What is adjustable premium?

Adjustable premiums are payments you make every month for a type of life insurance that can change. The amount you pay can go up or down depending on things like interest rates and how the market is doing.

What Cannot be changed in an adjustable life insurance policy?

When you have an adjustable life insurance policy, the person who is being insured cannot be changed without doing more paperwork. This is because the risk changes when a different person is being insured, and we need to make sure everything is still okay.

Can you cash out an adjustable life insurance policy?

You can get money from your life insurance policy while you're still alive. But sometimes the company might tell you when you can do this.

What is the face amount of a $50,000 graded death benefit?

Let's say you have a policy that gives your family $50,000 when you die. In the first year, they would get $10,000. Then in the second year, they would get $20,000. It keeps increasing each year until it reaches $50,000.

Which of the following is not true about adjustable life insurance?

The wrong thing that was said about adjustable life insurance is that you can't take out a loan. But actually, you can borrow money from the policy's cash value and you have to pay it back with extra money called interest.

What cancels out a life insurance policy?

If you want to cancel your policy, you can stop paying for it or take out all the money.

Can I change my life insurance at any time?

It can happen. But changing your insurance policy from one company to another is controlled, so you should get help from an insurance agent to make sure everything is done correctly and follows the rules.

What is the difference between adjustable life and whole life insurance?

Universal life insurance is a type of insurance that lasts until you die, as long as you keep paying for it. It's similar to whole life insurance, but it has options that let you change your policy.

Is adjustable life insurance permanent?

Adjustable life insurance is a kind of permanent insurance that can change. This means it can be different if you need it to be.

What are adjustable rates for life policy?

Whole life insurance means you pay the same amount of money every time. But with adjustable life insurance, you can change how much you pay and how much your family gets if something happens to you. With whole life, the extra money you save stays the same, but with adjustable life it can change depending on how well things are going in the world.

Are adjustable rates worth the risk?

If you are only going to live in your house for a little while, an ARM might be a good idea. This is especially helpful if you plan on paying off your mortgage early or think that you'll make more money in the future. You can also protect yourself by getting life insurance that covers the amount of your mortgage.

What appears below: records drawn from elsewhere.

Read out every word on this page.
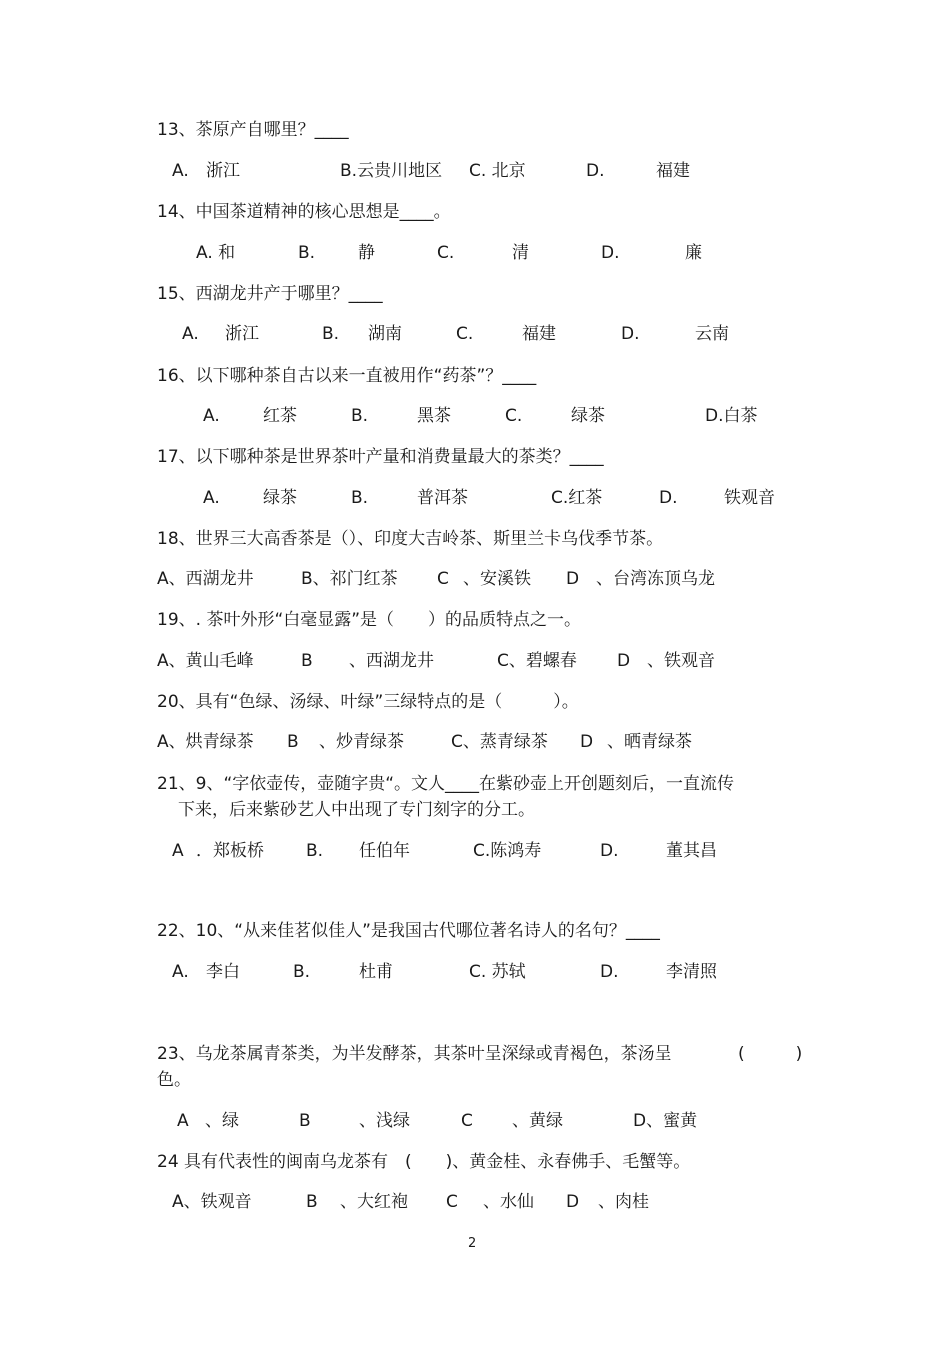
13、茶原产自哪里？____
A. 浙江	B.云贵川地区 C. 北京	D.	福建
14、中国茶道精神的核心思想是____。
A. 和	B.	静	C.	清	D.	廉
15、西湖龙井产于哪里？____
A. 浙江	B. 湖南	C.	福建	D.	云南
16、以下哪种茶自古以来一直被用作“药茶”？____
A.	红茶	B.	黑茶	C.	绿茶	D.白茶
17、以下哪种茶是世界茶叶产量和消费量最大的茶类？____
A.	绿茶	B.	普洱茶	C.红茶	D.	铁观音
18、世界三大高香茶是（）、印度大吉岭茶、斯里兰卡乌伐季节茶。
A、西湖龙井	B、祁门红茶 C 、安溪铁 D 、台湾冻顶乌龙
19、. 茶叶外形“白毫显露”是（　　）的品质特点之一。
A、黄山毛峰	B 、西湖龙井	C、碧螺春 D 、铁观音
20、具有“色绿、汤绿、叶绿”三绿特点的是（　　　）。
A、烘青绿茶 B 、炒青绿茶	C、蒸青绿茶 D 、晒青绿茶
21、9、“字依壶传，壶随字贵“。文人____在紫砂壶上开创题刻后，一直流传
下来，后来紫砂艺人中出现了专门刻字的分工。
A ．郑板桥 B. 任伯年	C.陈鸿寿	D.	董其昌
22、10、“从来佳茗似佳人”是我国古代哪位著名诗人的名句？____
A. 李白	B.	杜甫	C. 苏轼	D.	李清照
23、乌龙茶属青茶类，为半发酵茶，其茶叶呈深绿或青褐色，茶汤呈	(　　　)
色。
A 、绿	B	、浅绿	C 、黄绿	D、蜜黄
24 具有代表性的闽南乌龙茶有　(　　)、黄金桂、永春佛手、毛蟹等。
A、铁观音	B 、大红袍 C 、水仙 D 、肉桂
2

What is the downside of an adjustable interest rate?

It's easier to be approved for a loan and you have more choices with the payment plan. But it can be hard to plan your budget because the terms might change and you might not know how much you'll need to pay each month.

How do adjustable rates work?

If you have an adjustable-rate mortgage, the interest rate might change after a few years. This means that your monthly payments can change too. The changes are based on the market, not how much money you have.

What is the life insurance that pays you back?

Return of premium life insurance is when you can get some or all of the money back that you paid for your life insurance if you live longer than the time it covers. Some types of life insurance build up more money than what you pay for it.

What is an example of an adjustable rate?

A 5y/6m ARM means that for the first 5 years, the interest rate stays the same. After that, it can change every six months.

What life insurance builds cash value?

When you have permanent life insurance, it can give you some extra money. The amount of money and how fast it grows will decide if you have to pay taxes on it or not.

How long do adjustable rates last?

ARMs, or adjustable-rate mortgages, are loans that last for 30 years. The interest rate stays the same for a little while and then changes after that time is up.